16. according to each method among the claim 14-15, wherein said fluid velocity (υ _m) be adjusted to make at least in the zone of described towing bed laminar flow is arranged, wherein preferred this reaches by selecting following fluid velocity:

υ _m<500μP/S＊(ρ _f)[10(1-ε)/ε ³]。

17. produce subsequently method, wherein according to the towing bed in each the reactor among the claim 1-13 according to each method operation among the claim 14-16

In the first step, the fluid velocity of electrolytic solution increased to and is higher than according to the minimum flow velocity of Stokes equations but is no more than the twice of the minimum value of Stokes equations, and keep at least until the conduction saccharoid (14) that freely suspends pulled recline on grid (11 ');

In second step, flow velocity increased to the minimum value in the following scope

υ _m＝[(ρ _s-ρ _f)gd _p ²]/μ，

Preferably be lower than following value:

υ _m<500μP/S＊(ρ _f)[10(1-ε)/ε ³]

Wherein, for this purpose will with

υ _mc＝[ε ³/{10(1-ε)}]＊υ _m

The flow υ that provides _McIncrease with per second 0.001-0.05cm/s, preferred per second 0.005-0.02cm/s;

The actual electrolytic process of beginning in the 3rd step, wherein the variation of flow velocity keeps low, causes the close mode of described towing bed to avoid described towing bed to reset.
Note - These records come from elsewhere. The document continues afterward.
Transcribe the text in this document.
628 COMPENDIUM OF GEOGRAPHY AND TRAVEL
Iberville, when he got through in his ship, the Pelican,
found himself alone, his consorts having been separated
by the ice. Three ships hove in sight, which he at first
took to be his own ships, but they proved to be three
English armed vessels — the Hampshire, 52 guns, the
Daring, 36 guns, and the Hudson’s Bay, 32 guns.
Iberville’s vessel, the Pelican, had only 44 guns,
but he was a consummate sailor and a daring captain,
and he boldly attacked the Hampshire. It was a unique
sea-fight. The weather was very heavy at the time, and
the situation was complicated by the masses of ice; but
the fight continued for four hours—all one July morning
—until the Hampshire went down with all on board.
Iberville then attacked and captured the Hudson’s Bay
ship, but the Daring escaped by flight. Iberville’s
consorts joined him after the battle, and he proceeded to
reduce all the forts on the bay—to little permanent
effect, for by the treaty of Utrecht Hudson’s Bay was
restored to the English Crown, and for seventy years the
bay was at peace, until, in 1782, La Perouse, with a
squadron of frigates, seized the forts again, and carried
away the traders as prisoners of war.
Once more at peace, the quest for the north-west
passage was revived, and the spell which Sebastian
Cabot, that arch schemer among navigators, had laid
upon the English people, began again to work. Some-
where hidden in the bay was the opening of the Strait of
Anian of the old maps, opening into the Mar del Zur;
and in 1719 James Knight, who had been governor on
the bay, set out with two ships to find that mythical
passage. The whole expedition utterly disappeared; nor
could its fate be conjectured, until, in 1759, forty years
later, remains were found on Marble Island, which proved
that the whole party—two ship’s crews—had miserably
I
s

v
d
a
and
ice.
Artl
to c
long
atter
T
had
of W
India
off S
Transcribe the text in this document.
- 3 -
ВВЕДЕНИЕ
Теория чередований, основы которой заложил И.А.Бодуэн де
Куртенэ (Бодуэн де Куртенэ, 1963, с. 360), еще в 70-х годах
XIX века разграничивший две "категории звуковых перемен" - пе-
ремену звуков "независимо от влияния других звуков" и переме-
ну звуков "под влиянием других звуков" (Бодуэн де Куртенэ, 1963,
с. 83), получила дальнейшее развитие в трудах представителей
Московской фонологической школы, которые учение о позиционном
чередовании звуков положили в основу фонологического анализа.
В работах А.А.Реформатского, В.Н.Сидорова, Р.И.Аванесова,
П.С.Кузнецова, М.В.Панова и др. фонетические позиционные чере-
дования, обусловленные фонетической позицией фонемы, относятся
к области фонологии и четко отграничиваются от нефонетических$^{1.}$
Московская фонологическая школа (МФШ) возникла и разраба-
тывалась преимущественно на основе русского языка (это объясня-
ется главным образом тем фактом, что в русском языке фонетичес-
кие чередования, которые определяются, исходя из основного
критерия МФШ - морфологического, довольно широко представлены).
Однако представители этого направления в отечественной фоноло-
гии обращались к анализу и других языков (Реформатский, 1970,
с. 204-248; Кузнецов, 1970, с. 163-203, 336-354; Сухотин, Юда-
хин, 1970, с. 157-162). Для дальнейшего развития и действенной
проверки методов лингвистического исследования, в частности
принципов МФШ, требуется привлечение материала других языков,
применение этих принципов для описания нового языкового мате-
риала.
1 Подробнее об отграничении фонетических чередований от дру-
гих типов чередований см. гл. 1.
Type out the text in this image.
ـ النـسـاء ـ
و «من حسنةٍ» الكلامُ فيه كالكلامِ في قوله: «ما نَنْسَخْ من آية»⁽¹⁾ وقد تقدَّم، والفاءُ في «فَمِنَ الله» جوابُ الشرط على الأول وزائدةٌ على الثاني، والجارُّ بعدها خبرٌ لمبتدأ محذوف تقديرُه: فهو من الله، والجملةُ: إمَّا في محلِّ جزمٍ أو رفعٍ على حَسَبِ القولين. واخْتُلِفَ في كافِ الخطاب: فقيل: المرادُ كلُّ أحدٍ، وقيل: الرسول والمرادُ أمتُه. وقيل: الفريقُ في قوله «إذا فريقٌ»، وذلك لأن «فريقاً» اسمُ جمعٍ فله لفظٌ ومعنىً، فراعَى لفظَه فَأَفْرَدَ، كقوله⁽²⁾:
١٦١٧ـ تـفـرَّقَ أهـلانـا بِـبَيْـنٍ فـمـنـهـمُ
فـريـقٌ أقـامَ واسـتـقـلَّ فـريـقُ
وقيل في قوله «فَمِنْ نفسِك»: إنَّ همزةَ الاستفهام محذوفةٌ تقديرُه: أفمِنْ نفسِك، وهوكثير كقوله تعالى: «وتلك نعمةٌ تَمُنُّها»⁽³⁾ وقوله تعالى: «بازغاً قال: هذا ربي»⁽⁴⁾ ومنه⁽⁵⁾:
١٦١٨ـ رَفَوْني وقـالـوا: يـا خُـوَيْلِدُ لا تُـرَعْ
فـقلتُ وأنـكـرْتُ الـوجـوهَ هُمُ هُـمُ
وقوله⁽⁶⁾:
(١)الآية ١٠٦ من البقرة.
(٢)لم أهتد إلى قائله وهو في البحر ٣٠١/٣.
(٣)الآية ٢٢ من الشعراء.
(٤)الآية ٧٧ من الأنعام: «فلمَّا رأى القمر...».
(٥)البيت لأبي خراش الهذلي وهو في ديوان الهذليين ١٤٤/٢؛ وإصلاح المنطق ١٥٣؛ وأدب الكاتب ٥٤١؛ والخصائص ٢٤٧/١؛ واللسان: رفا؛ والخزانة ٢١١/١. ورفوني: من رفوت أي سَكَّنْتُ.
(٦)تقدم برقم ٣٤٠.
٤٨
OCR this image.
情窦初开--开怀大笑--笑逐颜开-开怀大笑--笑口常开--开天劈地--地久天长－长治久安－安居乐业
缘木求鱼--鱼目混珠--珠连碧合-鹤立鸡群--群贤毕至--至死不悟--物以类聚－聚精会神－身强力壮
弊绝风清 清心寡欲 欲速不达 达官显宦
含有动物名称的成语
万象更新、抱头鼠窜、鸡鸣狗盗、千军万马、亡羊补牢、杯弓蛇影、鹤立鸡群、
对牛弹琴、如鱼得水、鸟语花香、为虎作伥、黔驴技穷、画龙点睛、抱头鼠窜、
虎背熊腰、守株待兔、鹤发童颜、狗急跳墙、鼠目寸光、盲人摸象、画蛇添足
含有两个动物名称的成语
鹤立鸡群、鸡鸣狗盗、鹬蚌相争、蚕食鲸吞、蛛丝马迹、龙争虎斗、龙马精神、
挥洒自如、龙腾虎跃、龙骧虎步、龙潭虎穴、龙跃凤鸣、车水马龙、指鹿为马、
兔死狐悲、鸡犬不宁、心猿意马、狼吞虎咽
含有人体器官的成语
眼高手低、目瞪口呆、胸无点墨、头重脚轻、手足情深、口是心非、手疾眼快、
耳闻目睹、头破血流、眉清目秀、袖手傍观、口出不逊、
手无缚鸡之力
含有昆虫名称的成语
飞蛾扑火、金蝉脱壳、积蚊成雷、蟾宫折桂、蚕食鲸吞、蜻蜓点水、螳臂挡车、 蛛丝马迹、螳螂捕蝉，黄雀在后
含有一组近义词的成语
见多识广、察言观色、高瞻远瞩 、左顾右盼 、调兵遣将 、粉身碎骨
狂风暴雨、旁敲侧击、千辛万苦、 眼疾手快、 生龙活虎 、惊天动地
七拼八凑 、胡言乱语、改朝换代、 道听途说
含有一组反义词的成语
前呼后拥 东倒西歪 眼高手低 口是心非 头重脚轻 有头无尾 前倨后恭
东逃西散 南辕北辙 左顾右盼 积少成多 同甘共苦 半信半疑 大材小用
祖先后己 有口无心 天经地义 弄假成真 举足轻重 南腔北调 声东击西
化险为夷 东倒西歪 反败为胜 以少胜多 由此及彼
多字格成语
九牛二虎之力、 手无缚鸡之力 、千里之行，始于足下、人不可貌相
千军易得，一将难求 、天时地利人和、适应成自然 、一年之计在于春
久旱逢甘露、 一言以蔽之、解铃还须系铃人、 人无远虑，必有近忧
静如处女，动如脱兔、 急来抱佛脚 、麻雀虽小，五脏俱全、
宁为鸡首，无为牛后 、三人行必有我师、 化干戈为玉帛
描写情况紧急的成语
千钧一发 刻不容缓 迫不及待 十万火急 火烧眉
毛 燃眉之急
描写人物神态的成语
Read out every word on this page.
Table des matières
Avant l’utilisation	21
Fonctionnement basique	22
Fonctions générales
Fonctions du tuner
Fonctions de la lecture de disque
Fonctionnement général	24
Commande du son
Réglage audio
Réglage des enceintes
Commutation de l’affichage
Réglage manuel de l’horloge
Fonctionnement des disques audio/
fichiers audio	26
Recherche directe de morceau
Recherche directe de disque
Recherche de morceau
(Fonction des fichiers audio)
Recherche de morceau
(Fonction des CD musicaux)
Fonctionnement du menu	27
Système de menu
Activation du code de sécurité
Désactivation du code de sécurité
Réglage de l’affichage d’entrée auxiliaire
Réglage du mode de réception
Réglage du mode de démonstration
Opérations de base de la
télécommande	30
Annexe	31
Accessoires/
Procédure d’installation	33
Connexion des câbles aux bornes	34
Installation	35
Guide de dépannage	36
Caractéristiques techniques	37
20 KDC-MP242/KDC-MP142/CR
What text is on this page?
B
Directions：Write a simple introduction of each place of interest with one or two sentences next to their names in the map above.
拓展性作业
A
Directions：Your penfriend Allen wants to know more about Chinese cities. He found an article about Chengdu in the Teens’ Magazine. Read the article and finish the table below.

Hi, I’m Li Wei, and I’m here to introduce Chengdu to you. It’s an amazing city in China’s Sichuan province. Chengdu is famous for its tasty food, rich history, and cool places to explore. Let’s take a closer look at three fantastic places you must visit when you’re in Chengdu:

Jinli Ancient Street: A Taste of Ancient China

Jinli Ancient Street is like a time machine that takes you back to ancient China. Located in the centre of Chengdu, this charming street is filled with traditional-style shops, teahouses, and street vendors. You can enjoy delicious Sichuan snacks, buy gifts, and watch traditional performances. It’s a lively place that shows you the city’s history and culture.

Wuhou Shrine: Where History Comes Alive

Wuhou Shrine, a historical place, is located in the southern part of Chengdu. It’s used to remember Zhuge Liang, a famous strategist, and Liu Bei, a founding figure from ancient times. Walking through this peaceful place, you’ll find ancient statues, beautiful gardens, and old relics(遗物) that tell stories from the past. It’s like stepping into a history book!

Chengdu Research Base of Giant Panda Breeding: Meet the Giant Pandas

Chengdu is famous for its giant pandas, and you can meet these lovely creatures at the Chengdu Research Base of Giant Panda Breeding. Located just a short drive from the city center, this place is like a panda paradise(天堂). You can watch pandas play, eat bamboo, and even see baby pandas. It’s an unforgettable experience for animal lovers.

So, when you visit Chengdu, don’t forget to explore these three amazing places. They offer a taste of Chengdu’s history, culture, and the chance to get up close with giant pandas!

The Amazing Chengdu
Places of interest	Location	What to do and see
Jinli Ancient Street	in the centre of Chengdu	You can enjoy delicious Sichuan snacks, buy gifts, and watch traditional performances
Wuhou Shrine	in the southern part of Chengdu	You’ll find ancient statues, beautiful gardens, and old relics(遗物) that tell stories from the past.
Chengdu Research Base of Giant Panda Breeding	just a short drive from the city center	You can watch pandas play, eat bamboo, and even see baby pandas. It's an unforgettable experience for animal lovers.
18. be used for the purposes of the vat pigment and/or the sulfur dyeing of fiber, yarn and/or fabric according to each reactor among the claim 1-13, wherein said reactor is used for reducing described dyestuff and/or preparation SYNTHETIC OPTICAL WHITNER and/or dyestuff is being applied to the described dyestuff of rear oxidation on fiber, yarn and/or the fabric, wherein preferably use two independently reactors (25,26), a reactor (25) be used for preparing SYNTHETIC OPTICAL WHITNER and after dyestuff is applied on the fiber the described dyestuff of oxidation, another reactor (26) is used for reducing described dyestuff.